Sekandarzad Asieb, Flügler Annabelle, Rheinboldt Anne, Rother David, Först Gesche, Rieg Siegbert, Supady Alexander, Lother Achim, Staudacher Dawid Leander, Wengenmayer Tobias, Kern Winfried V, Biever Paul Marc
Interdisciplinary Medical Intensive Care, Medical Center, Faculty of Medicine, University of Freiburg, Freiburg, Germany.
Division of Infectious Diseases, Department of Medicine II, Medical Center, Faculty of Medicine, University of Freiburg, Freiburg, Germany.
Front Med (Lausanne). 2025 May 22;12:1549355. doi: 10.3389/fmed.2025.1549355. eCollection 2025.
Critically ill patients in the intensive care unit (ICU) who are suspected of having pneumonia are frequently treated with broad-spectrum antimicrobials even when the diagnosis remains uncertain. While appropriate antimicrobial therapy offers undeniable benefits, its inappropriate or excessive use can lead to harmful side effects. This study examines the impact of an antimicrobial stewardship program (ASP) in the ICU on both diagnostic accuracy and antimicrobial consumption in critically ill patients with pneumonia.
This cohort study compares a prospective cohort with matched controls from a retrospective sample in the ICU of a tertiary hospital. An ASP was implemented focusing on microbiological sampling of bacteria and antimicrobial therapy. Primary endpoint was days of therapy (DOTs). Secondary endpoints were number of respiratory samples (RS), identification of relevant bacteria in RS and diagnostic accuracy of pneumonia. Clinical safety outcome parameters were length of stay, length of invasive mechanical ventilation and ICU mortality until day 28.

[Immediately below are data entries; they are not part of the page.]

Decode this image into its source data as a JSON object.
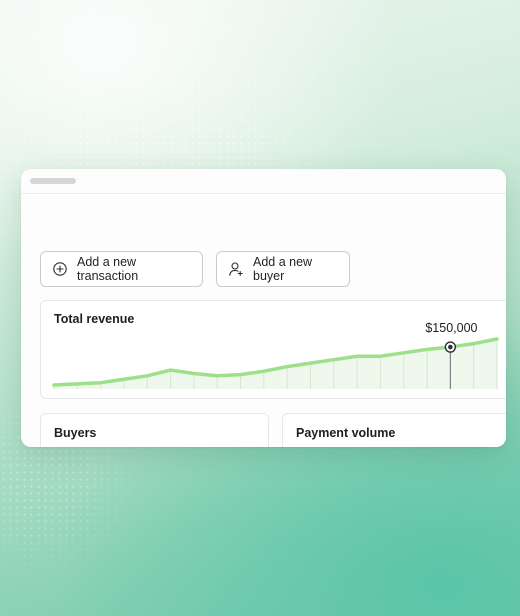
{
  "actions": {
    "add_transaction_label": "Add a new transaction",
    "add_buyer_label": "Add a new buyer"
  },
  "revenue_card": {
    "title": "Total revenue",
    "highlight_value": "$150,000"
  },
  "buyers_card": {
    "title": "Buyers"
  },
  "payment_card": {
    "title": "Payment volume"
  },
  "colors": {
    "line": "#9ee08a",
    "area": "#eef8ec",
    "marker": "#2e3133"
  },
  "chart_data": {
    "type": "line",
    "title": "Total revenue",
    "y": [
      0,
      0.5,
      1,
      2.5,
      4,
      6.5,
      5,
      4,
      4.5,
      6,
      8,
      9.5,
      11,
      12.5,
      12.5,
      14,
      15.5,
      16.5,
      18,
      20
    ],
    "highlight_index": 17,
    "highlight_label": "$150,000",
    "grid": "vertical",
    "legend": "none"
  }
}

A total of 200 patients were assigned to the intervention group (IG) and 200 to the control group (CG). The overall DOTs per patient were 12.95 [95% confidence interval (CI) 11.42 to 14.47] in the CG compared to 9.91 (CI 8.97 to 10.82) in the IG ( = 0.036), with no unfavorable findings in safety outcome parameters. DOTs for meropenem were 2.74 (CI 2.14 to 3.34) in the CG vs. 1.13 (CI 0.76 to 1.49) in the IG ( < 0.001), DOTs for piperacillin/tazobactam were 3.66 (CI 3.16 to 4.15) vs. 2.78 (CI 2.33 to 3.22; = 0.011), and DOTs for ampicillin/sulbactam were 1.49 (CI 1.15 to 1.82) vs. 2.63 (CI 2.25 to 3.02; < 0.001). Relevant bacteria in RS were detected more frequently in the IG, with = 91 compared to = 61 in the CG ( = 0.003).
Implementation of an ASP in the ICU effectively reduces broad-spectrum antimicrobial consumption in critically ill patients with pneumonia without compromising patient safety.

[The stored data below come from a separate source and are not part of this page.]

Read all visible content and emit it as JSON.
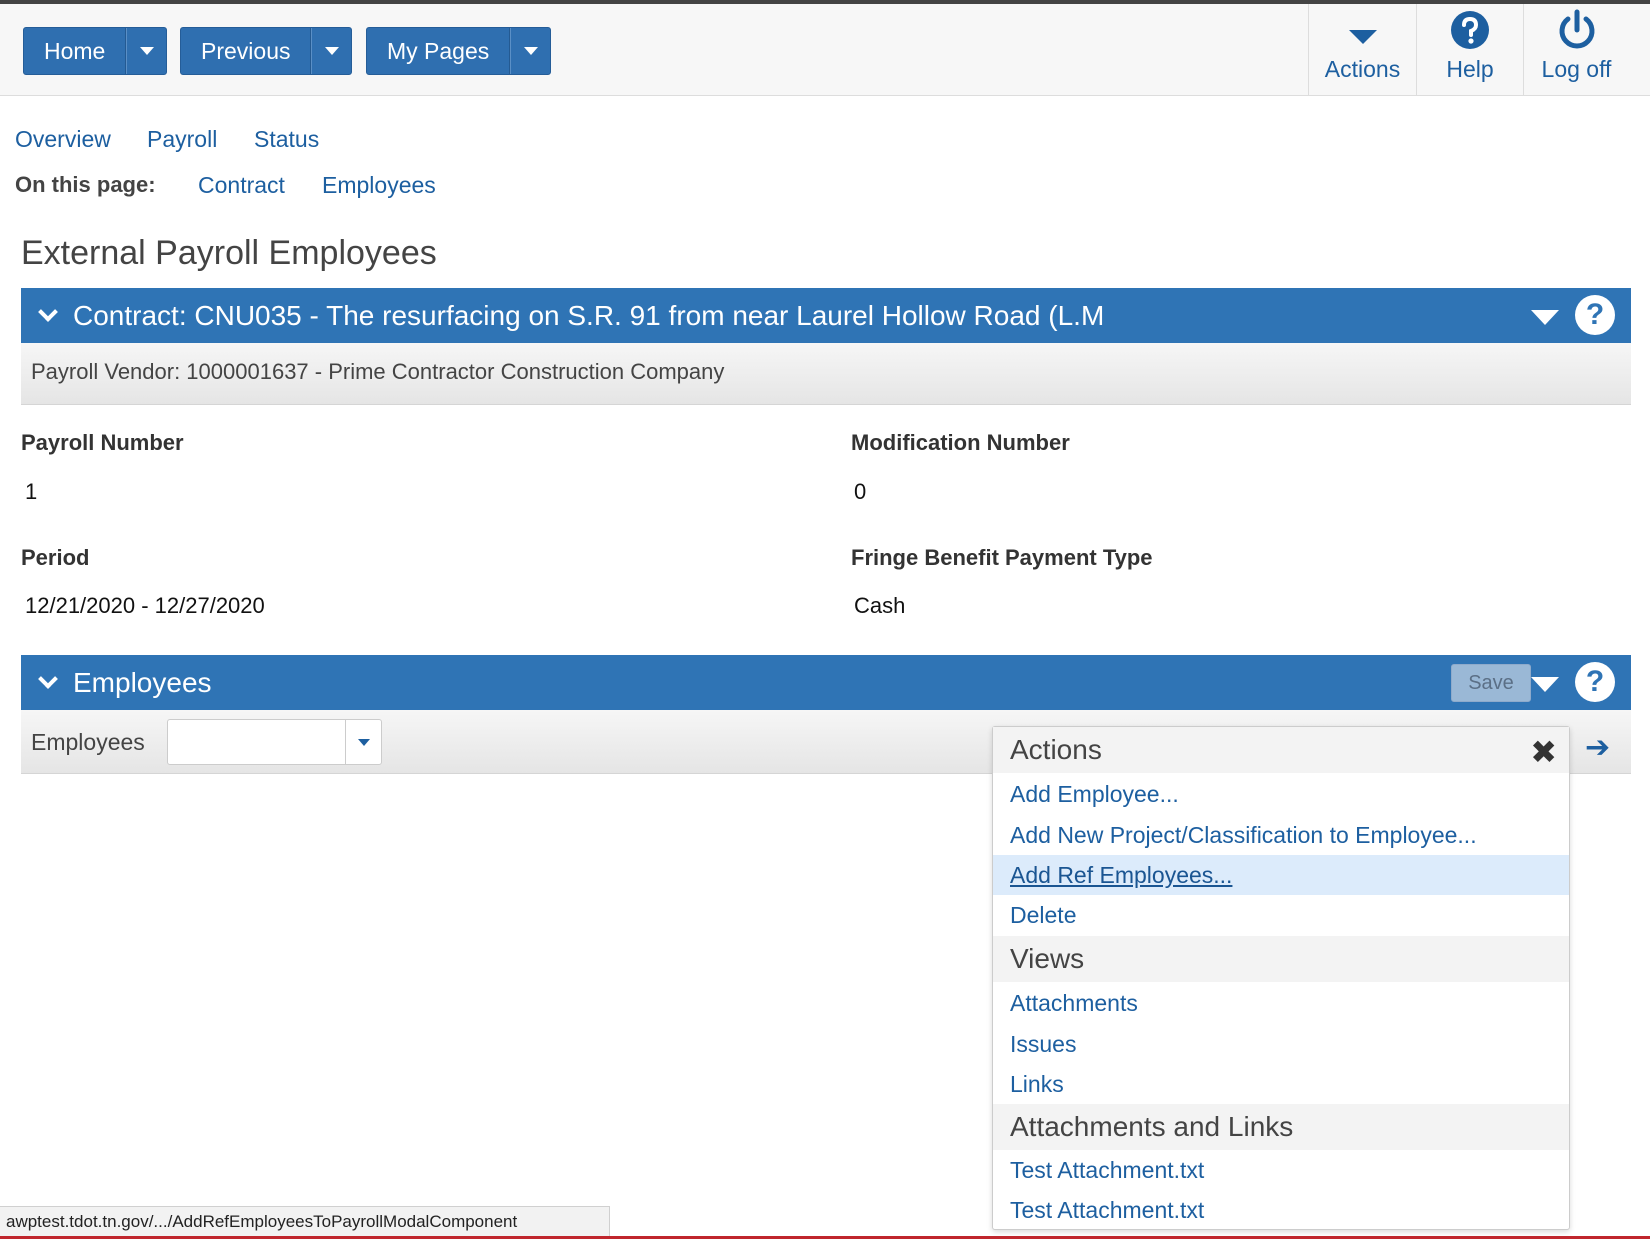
{
  "header": {
    "home_label": "Home",
    "previous_label": "Previous",
    "mypages_label": "My Pages",
    "actions_label": "Actions",
    "help_label": "Help",
    "logoff_label": "Log off"
  },
  "nav": {
    "links": [
      "Overview",
      "Payroll",
      "Status"
    ],
    "on_this_page_label": "On this page:",
    "on_this_page_links": [
      "Contract",
      "Employees"
    ]
  },
  "page_title": "External Payroll Employees",
  "contract_panel": {
    "title": "Contract: CNU035 - The resurfacing on S.R. 91 from near Laurel Hollow Road (L.M",
    "vendor": "Payroll Vendor: 1000001637 - Prime Contractor Construction Company"
  },
  "fields": {
    "payroll_number_label": "Payroll Number",
    "payroll_number_value": "1",
    "modification_number_label": "Modification Number",
    "modification_number_value": "0",
    "period_label": "Period",
    "period_value": "12/21/2020 - 12/27/2020",
    "fringe_label": "Fringe Benefit Payment Type",
    "fringe_value": "Cash"
  },
  "employees_panel": {
    "title": "Employees",
    "save_label": "Save",
    "select_label": "Employees",
    "select_value": ""
  },
  "actions_menu": {
    "actions_header": "Actions",
    "actions_items": [
      "Add Employee...",
      "Add New Project/Classification to Employee...",
      "Add Ref Employees...",
      "Delete"
    ],
    "highlighted_item": "Add Ref Employees...",
    "views_header": "Views",
    "views_items": [
      "Attachments",
      "Issues",
      "Links"
    ],
    "attach_header": "Attachments and Links",
    "attach_items": [
      "Test Attachment.txt",
      "Test Attachment.txt"
    ]
  },
  "status_bar": {
    "url": "awptest.tdot.tn.gov/.../AddRefEmployeesToPayrollModalComponent"
  },
  "colors": {
    "brand_blue": "#2f74b5",
    "link_blue": "#1d5fa0",
    "highlight": "#dcebfb"
  }
}
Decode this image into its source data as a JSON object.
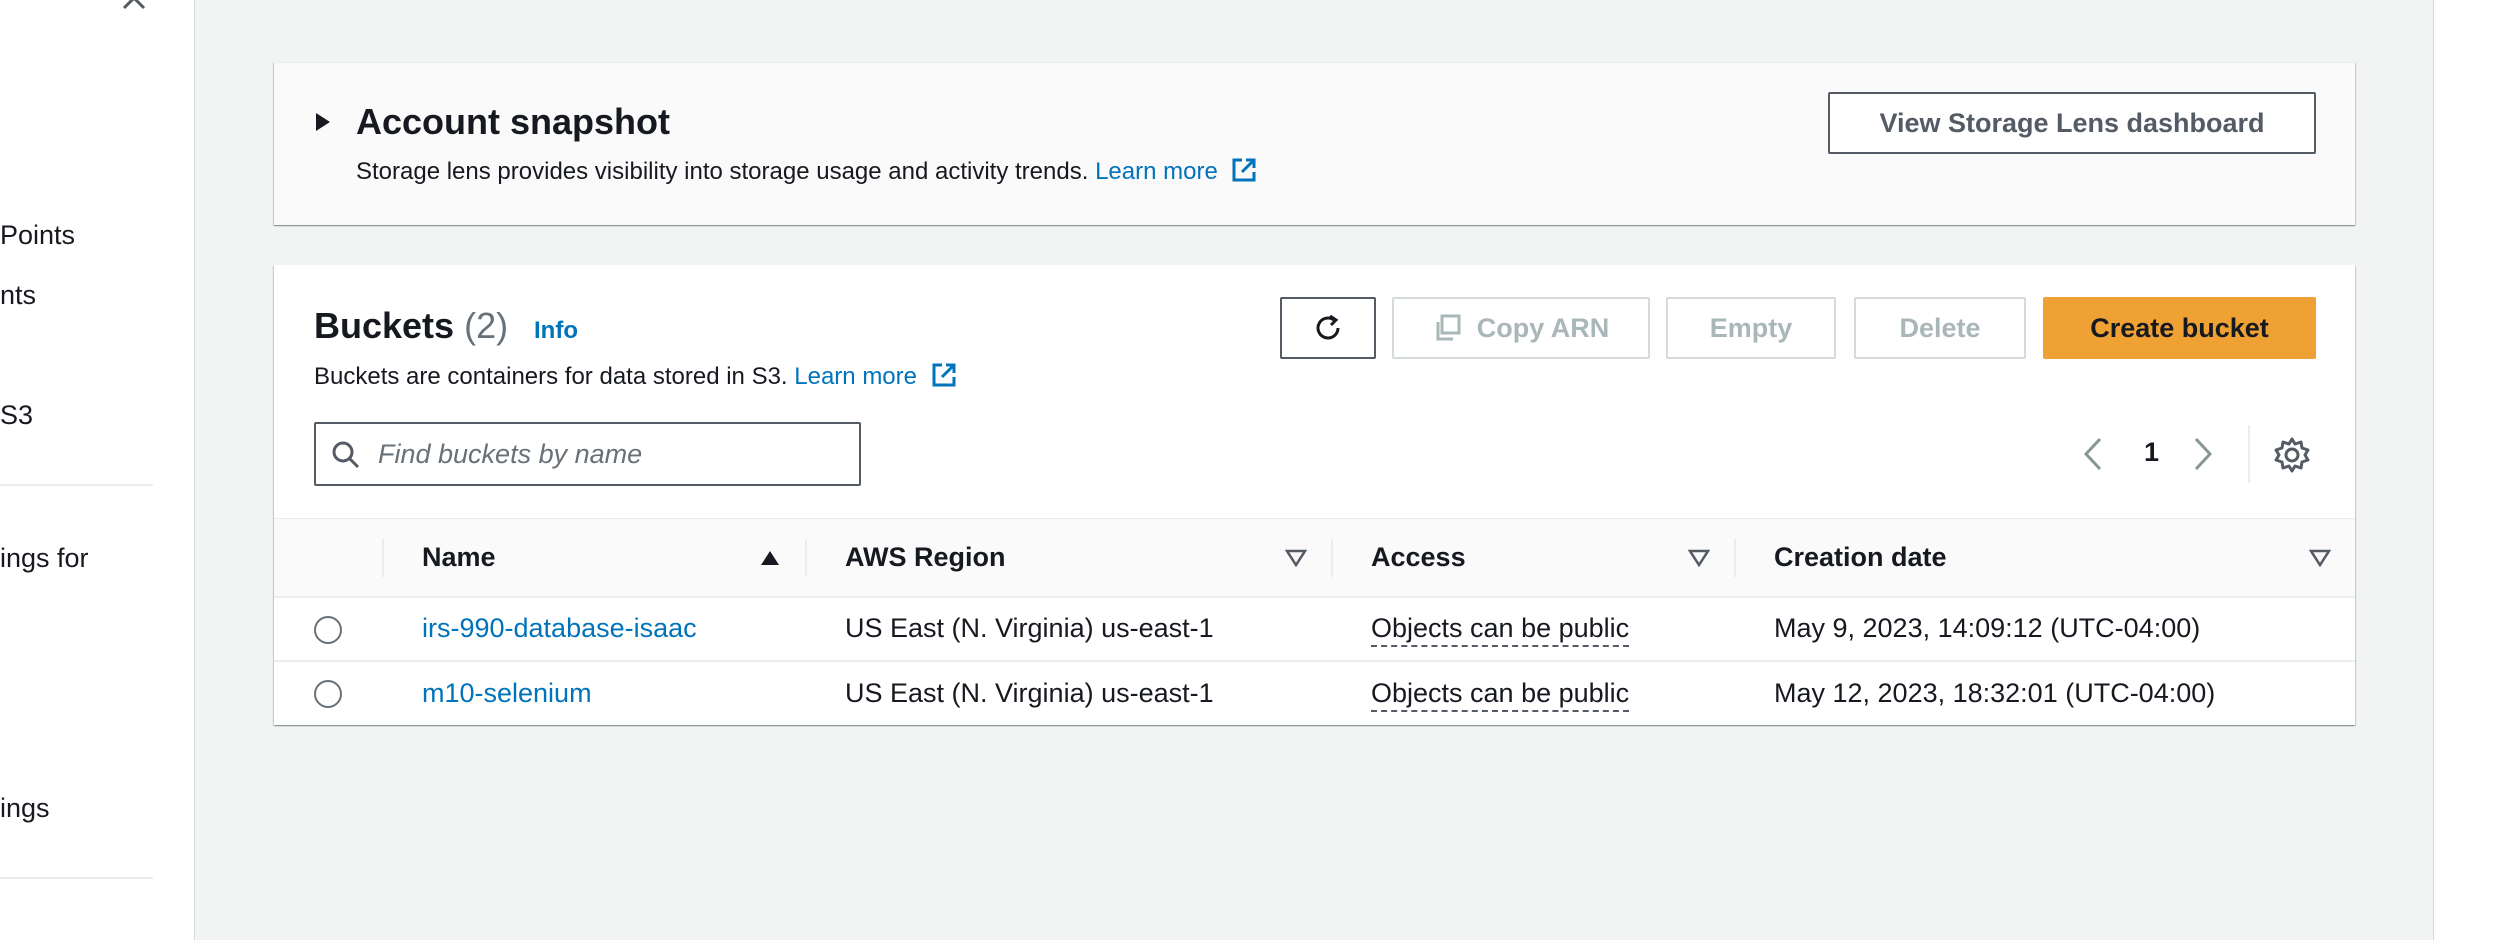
{
  "sidebar": {
    "items": [
      "Points",
      "nts",
      "S3",
      "ings for",
      "ings"
    ]
  },
  "snapshot": {
    "title": "Account snapshot",
    "description": "Storage lens provides visibility into storage usage and activity trends.",
    "learn_more": "Learn more",
    "dashboard_button": "View Storage Lens dashboard"
  },
  "buckets": {
    "title": "Buckets",
    "count": "(2)",
    "info": "Info",
    "description": "Buckets are containers for data stored in S3.",
    "learn_more": "Learn more",
    "toolbar": {
      "copy_arn": "Copy ARN",
      "empty": "Empty",
      "delete": "Delete",
      "create": "Create bucket"
    },
    "search_placeholder": "Find buckets by name",
    "page": "1",
    "columns": [
      "Name",
      "AWS Region",
      "Access",
      "Creation date"
    ],
    "rows": [
      {
        "name": "irs-990-database-isaac",
        "region": "US East (N. Virginia) us-east-1",
        "access": "Objects can be public",
        "created": "May 9, 2023, 14:09:12 (UTC-04:00)"
      },
      {
        "name": "m10-selenium",
        "region": "US East (N. Virginia) us-east-1",
        "access": "Objects can be public",
        "created": "May 12, 2023, 18:32:01 (UTC-04:00)"
      }
    ]
  },
  "colors": {
    "link": "#0073bb",
    "primary": "#f0a133",
    "background": "#f2f3f3"
  }
}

重症监护病房(ICU)中疑似患有肺炎的重症患者即使在诊断仍不确定时也经常接受广谱抗菌药物治疗。虽然适当的抗菌治疗带来了不可否认的益处,但其不当或过度使用可能会导致有害的副作用。本研究探讨了ICU中的抗菌药物管理计划(ASP)对重症肺炎患者诊断准确性和抗菌药物使用的影响。
这项队列研究将一个前瞻性队列与一家三级医院ICU中回顾性样本的匹配对照组进行比较。实施了一项侧重于细菌微生物采样和抗菌治疗的ASP。主要终点是治疗天数(DOTs)。次要终点是呼吸道样本数量(RS)、RS中相关细菌的鉴定以及肺炎的诊断准确性。临床安全结局参数为住院时间、有创机械通气时间和至第28天的ICU死亡率。

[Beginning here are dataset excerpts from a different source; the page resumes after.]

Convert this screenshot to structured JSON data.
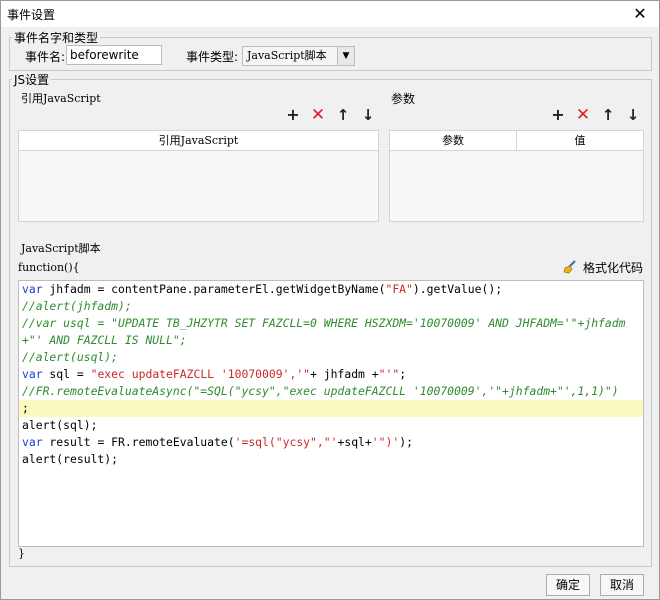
{
  "window": {
    "title": "事件设置",
    "close_glyph": "✕"
  },
  "event_group": {
    "legend": "事件名字和类型",
    "name_label": "事件名:",
    "name_value": "beforewrite",
    "type_label": "事件类型:",
    "type_value": "JavaScript脚本"
  },
  "js_group": {
    "legend": "JS设置",
    "ref_section": {
      "label": "引用JavaScript",
      "column": "引用JavaScript"
    },
    "params_section": {
      "label": "参数",
      "columns": [
        "参数",
        "值"
      ]
    },
    "icons": {
      "add": "+",
      "delete": "✕",
      "up": "🡑",
      "down": "🡓"
    }
  },
  "script": {
    "label": "JavaScript脚本",
    "header": "function(){",
    "footer": "}",
    "format_button": "格式化代码",
    "highlighted_line": 7,
    "lines": [
      "var jhfadm = contentPane.parameterEl.getWidgetByName(\"FA\").getValue();",
      "//alert(jhfadm);",
      "//var usql = \"UPDATE TB_JHZYTR SET FAZCLL=0 WHERE HSZXDM='10070009' AND JHFADM='\"+jhfadm",
      "+\"' AND FAZCLL IS NULL\";",
      "//alert(usql);",
      "var sql = \"exec updateFAZCLL '10070009','\"+ jhfadm +\"'\";",
      "//FR.remoteEvaluateAsync(\"=SQL(\"ycsy\",\"exec updateFAZCLL '10070009','\"+jhfadm+\"',1,1)\")",
      ";",
      "alert(sql);",
      "var result = FR.remoteEvaluate('=sql(\"ycsy\",\"'+sql+'\")');",
      "alert(result);"
    ]
  },
  "footer": {
    "ok": "确定",
    "cancel": "取消"
  },
  "colors": {
    "keyword": "#1a3ec8",
    "string": "#c82a2a",
    "comment": "#2e8b2e",
    "highlight": "#fafac0",
    "delete_icon": "#e02020"
  }
}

共有200名患者被分配到干预组(IG),200名患者被分配到对照组(CG)。CG组每位患者的总体DOTs为12.95[95%置信区间(CI)11.42至14.47],而IG组为9.91(CI 8.97至10.82)(P = 0.036),安全结局参数未发现不利结果。美罗培南的DOTs在CG组为2.74(CI 2.14至3.34),而在IG组为1.13(CI 0.76至1.49)(P < 0.001),哌拉西林/他唑巴坦的DOTs为3.66(CI 3.16至4.15)对2.78(CI 2.33至3.22;P = 0.011),氨苄西林/舒巴坦钠的DOTs为1.49(CI 1.15至1.82)对2.63(CI 2.25至3.02;P < 0.001)。IG组RS中检测到相关细菌的频率更高,IG组为91例,而CG组为61例(P = 0.003)。
在ICU中实施ASP可有效降低重症肺炎患者的广谱抗菌药物使用量,且不影响患者安全。